– Расскажите, пожалуйста, про свою эскадрилью!
Кто-то метко заметил, будто мужчина выбирает себе женщину для того, чтобы у его беды было лицо и глаза. Меня он даже не выбирал, я свалилась на него, как рыжая кошка с крыши. Тем более он имел право все на мне вымещать, это так понятно, я была единственным зрителем в течение пяти лет. Дура, я ничего не понимала… Он говорит мне что-то о Канаде, он проходил там военное обучение, записался добровольцем… Я не понимала, что в течение пяти лет я была его ходячей бедой, потому что в те ненавистные ему годы он видел только меня. Достаточно?
– Что представляет собой Канада? ото скалистая страна?
Жмурю глаза, слушаю про Канаду.
Какие там водятся животные: кенгуру?
Город Оттава зимой…
Листок клена.
Ночные учебные полеты. Он был штурманом.
Застегнуть ремни! Идем на посадку.
Берлин.
2
Ничего, никакого удовлетворения. Я думала – что-то почувствую, но нет – ничего. Стекло.
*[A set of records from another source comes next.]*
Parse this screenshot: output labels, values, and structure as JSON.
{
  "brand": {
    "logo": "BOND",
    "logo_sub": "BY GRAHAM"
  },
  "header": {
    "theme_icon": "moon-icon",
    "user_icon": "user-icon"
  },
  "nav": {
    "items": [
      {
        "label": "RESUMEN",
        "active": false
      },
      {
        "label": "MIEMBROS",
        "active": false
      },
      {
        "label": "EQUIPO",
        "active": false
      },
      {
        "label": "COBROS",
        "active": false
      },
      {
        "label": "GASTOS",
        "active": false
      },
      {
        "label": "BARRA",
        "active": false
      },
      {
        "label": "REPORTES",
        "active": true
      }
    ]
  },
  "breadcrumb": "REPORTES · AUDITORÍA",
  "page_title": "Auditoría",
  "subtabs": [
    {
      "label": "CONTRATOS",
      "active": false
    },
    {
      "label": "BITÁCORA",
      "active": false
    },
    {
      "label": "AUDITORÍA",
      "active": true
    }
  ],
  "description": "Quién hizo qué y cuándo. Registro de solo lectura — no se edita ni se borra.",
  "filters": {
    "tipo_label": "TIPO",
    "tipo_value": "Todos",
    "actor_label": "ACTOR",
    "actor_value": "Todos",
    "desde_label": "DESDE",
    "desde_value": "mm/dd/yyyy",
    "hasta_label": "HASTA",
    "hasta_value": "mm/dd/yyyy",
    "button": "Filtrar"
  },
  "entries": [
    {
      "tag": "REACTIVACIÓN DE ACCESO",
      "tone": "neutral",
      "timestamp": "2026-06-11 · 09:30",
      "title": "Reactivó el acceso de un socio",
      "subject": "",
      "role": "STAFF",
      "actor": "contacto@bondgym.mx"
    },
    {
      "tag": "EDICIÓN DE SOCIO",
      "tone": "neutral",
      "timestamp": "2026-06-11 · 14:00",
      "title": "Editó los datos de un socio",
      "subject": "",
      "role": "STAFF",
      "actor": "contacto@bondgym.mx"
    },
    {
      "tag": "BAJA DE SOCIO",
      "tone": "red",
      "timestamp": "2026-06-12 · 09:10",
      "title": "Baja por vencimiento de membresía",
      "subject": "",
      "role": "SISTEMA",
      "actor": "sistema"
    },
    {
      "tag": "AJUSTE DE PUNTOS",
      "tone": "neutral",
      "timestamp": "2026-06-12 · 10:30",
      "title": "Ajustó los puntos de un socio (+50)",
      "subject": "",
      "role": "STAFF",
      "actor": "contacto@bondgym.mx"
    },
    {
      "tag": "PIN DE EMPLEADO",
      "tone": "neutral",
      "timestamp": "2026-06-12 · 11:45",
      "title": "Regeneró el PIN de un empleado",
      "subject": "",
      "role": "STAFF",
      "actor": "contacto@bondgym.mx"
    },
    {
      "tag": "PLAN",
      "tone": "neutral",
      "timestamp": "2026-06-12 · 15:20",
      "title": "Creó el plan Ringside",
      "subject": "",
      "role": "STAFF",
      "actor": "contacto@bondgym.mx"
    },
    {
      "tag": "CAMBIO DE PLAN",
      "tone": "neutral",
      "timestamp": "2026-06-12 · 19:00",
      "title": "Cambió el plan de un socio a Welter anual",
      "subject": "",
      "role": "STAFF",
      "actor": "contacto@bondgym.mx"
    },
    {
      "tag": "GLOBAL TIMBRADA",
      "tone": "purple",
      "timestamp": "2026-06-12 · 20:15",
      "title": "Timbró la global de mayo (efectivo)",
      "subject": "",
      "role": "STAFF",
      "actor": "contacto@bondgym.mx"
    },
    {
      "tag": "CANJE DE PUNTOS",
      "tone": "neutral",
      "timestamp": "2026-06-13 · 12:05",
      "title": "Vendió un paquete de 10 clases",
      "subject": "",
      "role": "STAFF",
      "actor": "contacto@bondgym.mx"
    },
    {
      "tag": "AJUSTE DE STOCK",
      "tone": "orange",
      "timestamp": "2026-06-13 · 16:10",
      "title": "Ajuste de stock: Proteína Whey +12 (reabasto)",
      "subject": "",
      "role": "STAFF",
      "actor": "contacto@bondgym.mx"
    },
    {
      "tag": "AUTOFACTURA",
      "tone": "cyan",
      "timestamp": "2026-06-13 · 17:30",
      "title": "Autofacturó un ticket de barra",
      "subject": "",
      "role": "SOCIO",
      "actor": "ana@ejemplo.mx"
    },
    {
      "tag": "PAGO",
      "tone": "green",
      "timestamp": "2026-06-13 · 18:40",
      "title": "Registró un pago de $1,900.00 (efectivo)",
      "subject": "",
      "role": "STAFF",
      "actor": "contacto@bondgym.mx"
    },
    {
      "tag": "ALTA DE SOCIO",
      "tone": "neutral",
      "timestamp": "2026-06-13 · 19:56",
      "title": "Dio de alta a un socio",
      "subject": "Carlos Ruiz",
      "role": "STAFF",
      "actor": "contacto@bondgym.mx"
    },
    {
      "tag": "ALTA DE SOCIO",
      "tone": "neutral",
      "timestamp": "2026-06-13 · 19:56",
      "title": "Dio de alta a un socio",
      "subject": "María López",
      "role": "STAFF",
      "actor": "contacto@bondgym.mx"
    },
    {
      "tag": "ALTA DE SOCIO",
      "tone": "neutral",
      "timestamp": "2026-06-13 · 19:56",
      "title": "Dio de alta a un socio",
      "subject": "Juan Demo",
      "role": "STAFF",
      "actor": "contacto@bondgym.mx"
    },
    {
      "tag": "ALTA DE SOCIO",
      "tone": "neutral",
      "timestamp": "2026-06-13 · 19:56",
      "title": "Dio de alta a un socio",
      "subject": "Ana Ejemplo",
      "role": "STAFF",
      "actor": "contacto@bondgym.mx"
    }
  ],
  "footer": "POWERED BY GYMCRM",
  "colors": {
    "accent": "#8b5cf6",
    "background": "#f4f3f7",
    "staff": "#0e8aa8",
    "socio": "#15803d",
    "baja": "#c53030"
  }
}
Зал ожиданий с креслами, плакаты «Люфтганзы», и голос в репродукторе, говорящий по-немецки. Я ждала: вот сейчас меня охватит дрожь, – нет, одна пустота. Неопределенный запах – резина, клеенка, краска? Мы сидели в креслах, мимо проходили какие-то люди, наверное, немцы. Вот и все. Дверь с надписью «Herren», дверь с надписью «Damen». Я вошла и заперлась на ключ. Лак, кругом бело и голо, спокойный шум воды. Ароматические шарики. Как называется эта их река? Шпрее. Я на берегу Шпрее, в комфортабельной уборной пассажирского аэродрома, по пути в Париж. И никакой радости. Выходя из самолета, я, правда, вовсе не намеревалась насладиться местью, но чтобы вот так, ничего не чувствовать? Не понимаю. В течение этих нескольких минут я пыталась вызвать в себе воспоминания. «Помнишь, милочка, – говорила я себе, – что с тобой проделывали? Вот и погляди, что ты сегодня можешь себе позволить. Почему же ты не взволнована? Ну же, ликуй, скачи от радости. Я вспоминала о смерти отца в лагере, о болезни матери, умершей в полубезумном состоянии сразу вслед за отцом, и о подруге-еврейке, которую раздели донага, втолкнули в газовую камеру, отравили и сожгли. А дальше – ничего. Тогда я вынула зеркальце и стала смеяться. Сама над собой. Я смеялась зубами и деснами, щеками и лбом, но глаза мои смотрели на меня пристально и мертво. Я всегда заботилась о зубах и цвете лица, и, в общем, неплохо еще выгляжу – сохранилась; ну да, я, безусловно, продержалась все то время – не знаю, на своем ли посту, но продержалась. Только вот с глазами несколько хуже. Нет в них выражения торжества победителя. Я очень слежу за собой, в самые тяжелые дни я, как правило, купалась и чистила зубы жесткой щеткой, регулярно, каждые три месяца, ходила к зубному врачу, выщипывала брови, не пила водку в дни женского нездоровья и полагаю, что все это имеет значение, даже больше, чем принято считать. Но четверть часа назад, за той дверью с табличкой „Damen“, я почувствовала себя позорно побежденной. Если я не издаю дикого возгласа ликования, – значит, я проиграла. Не знаю, быть может, проиграла не только я, но и все, включая того джентльмена, что сидит со мною рядом в самолете, – но мне-то что? Я в бешенстве, потому что впервые не почувствовала никакого удовольствия от того, что существую, мне гадко, потому что у меня внутри дырявая пустота, потому что я ко всему равнодушна. Пожалуй, ясно: я проиграла. Но кто же выиграл?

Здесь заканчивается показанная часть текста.